We actually used this feature for the excerpt text on our Postmodern Pixels archive layout in Design Cloud. Take note of how the text starts as 2 columns, then breaks to 1 at some point, and then when the layout shifts on mobile it goes back up to 2 columns because it has more space again, and then ultimately back down to 1. When leveraging these features properly, it allows users to achieve all sorts of amazing auto-responsive layouts that would otherwise be quite cumbersome to manage manually.

Anyway, hopefully that all helps give a little more context.

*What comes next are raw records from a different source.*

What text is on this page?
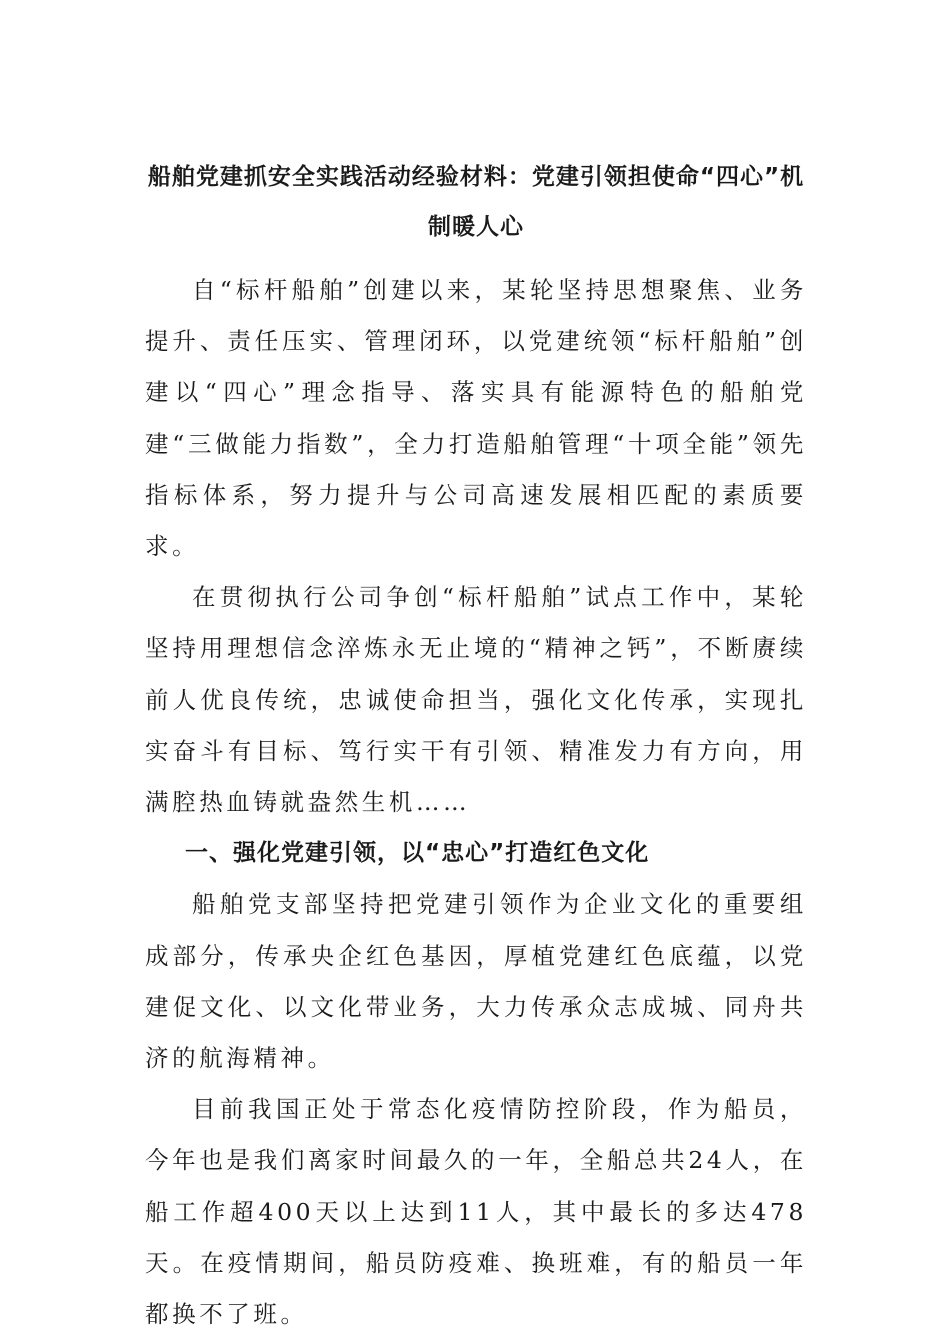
船舶党建抓安全实践活动经验材料：党建引领担使命“四心”机制暖人心

自“标杆船舶”创建以来，某轮坚持思想聚焦、业务提升、责任压实、管理闭环，以党建统领“标杆船舶”创建以“四心”理念指导、落实具有能源特色的船舶党建“三做能力指数”，全力打造船舶管理“十项全能”领先指标体系，努力提升与公司高速发展相匹配的素质要求。

在贯彻执行公司争创“标杆船舶”试点工作中，某轮坚持用理想信念淬炼永无止境的“精神之钙”，不断赓续前人优良传统，忠诚使命担当，强化文化传承，实现扎实奋斗有目标、笃行实干有引领、精准发力有方向，用满腔热血铸就盎然生机……

一、强化党建引领，以“忠心”打造红色文化

船舶党支部坚持把党建引领作为企业文化的重要组成部分，传承央企红色基因，厚植党建红色底蕴，以党建促文化、以文化带业务，大力传承众志成城、同舟共济的航海精神。

目前我国正处于常态化疫情防控阶段，作为船员，今年也是我们离家时间最久的一年，全船总共24人，在船工作超400天以上达到11人，其中最长的多达478天。在疫情期间，船员防疫难、换班难，有的船员一年都换不了班。
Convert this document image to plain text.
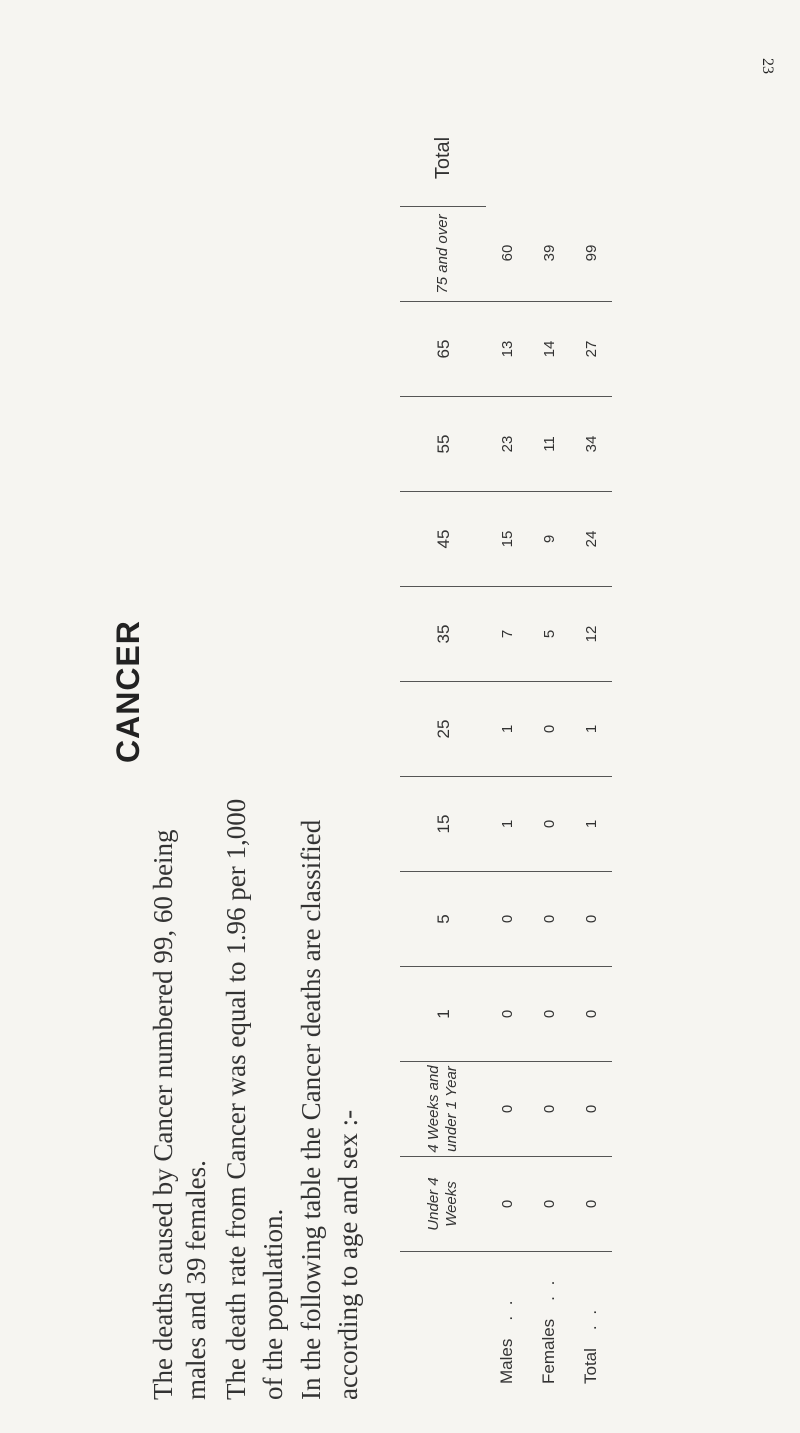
23
CANCER
The deaths caused by Cancer numbered 99, 60 being males and 39 females. The death rate from Cancer was equal to 1.96 per 1,000 of the population. In the following table the Cancer deaths are classified according to age and sex :-	Under 4 Weeks
4 Weeks and under 1 Year
1
5
15
25
35
45
55
65
75 and over
Total
Males
. .
0
0
0
0
1
1
7
15
23
13
60
Females
. .
0
0
0
0
0
0
5
9
11
14
39
Total
. .
0
0
0
0
1
1
12
24
34
27
99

Thanks again for writing in and do let me know if you have any further questions!

Hey Kory,

Thanks for the very detailed reply and explanation on the Text Columns, pretty cool stuff.

The main purpose that I thought this would be ideal for the Text Element as well would be for short descriptions on product grid layouts such as the below:

Where sometimes short descriptions are longer than you would really want them so adding a line-clampgives it a nice clean look across all product descriptions.

Would love it if it could be more accessible in the builder rather than custom code it.

Thanks for considering it anyway. Looking forward to hearing back on this

@Maratopia_Digital, no problem at all! The thing to keep in mind as well is that even though the Element is labeled “Headline,” it can still be used for something like what you’re describing here (a line clamped short excerpt). Since the Headline Element gives you control over the wrapping Element to some extent, it doesn’t always have to be in a <h*> tag. If the line-clamp feature gets added, it would likely be to the Headline because of the way it’s meant to function, but I it might possibly work in the Text Element as well, I’d just have to see what might work best. Either way, you’d be able to use it for exactly the situation you’re describing here. We will keep you posted if that somehow makes it into this release, but the primary focus of everything at the moment is on responsive styling, so we will have to see.

Thanks again for your input!

Hey @kory,

Ah, that is true, I guess I’m just so used to the Headline being more of a Heading that I forget it can actually be just ordinary text as well. Thanks for considering it though, and hopefully it gets added at some point. But I do understand that it is more of a nice to have than an actual necessity.

:+1: No worries! Definitely something we want to look into, just need to find the time and also consider browser support as it’s still a bit wonky at this time. I tested this some yesterday on CodePen and it’s pretty much webkit specific at this point until the new CSS3 spec for an updated line-clamp property gets implemented. You can see that here:

It basically requires all of these properties:

p {
  overflow: hidden;
  display: -webkit-box;
  -webkit-line-clamp: 4;
  -webkit-box-orient: vertical;
}

So as mentioned, it’s very vendor-specific, but with most browsers supporting the webkit prefix these days (even Firefox in some instances…and now Edge since they’ve gone WebKit), it could work. I just want to do some more research before introducing something like that into the tool.

Just wanted to give you a bit more perspective there, hopefully that helps!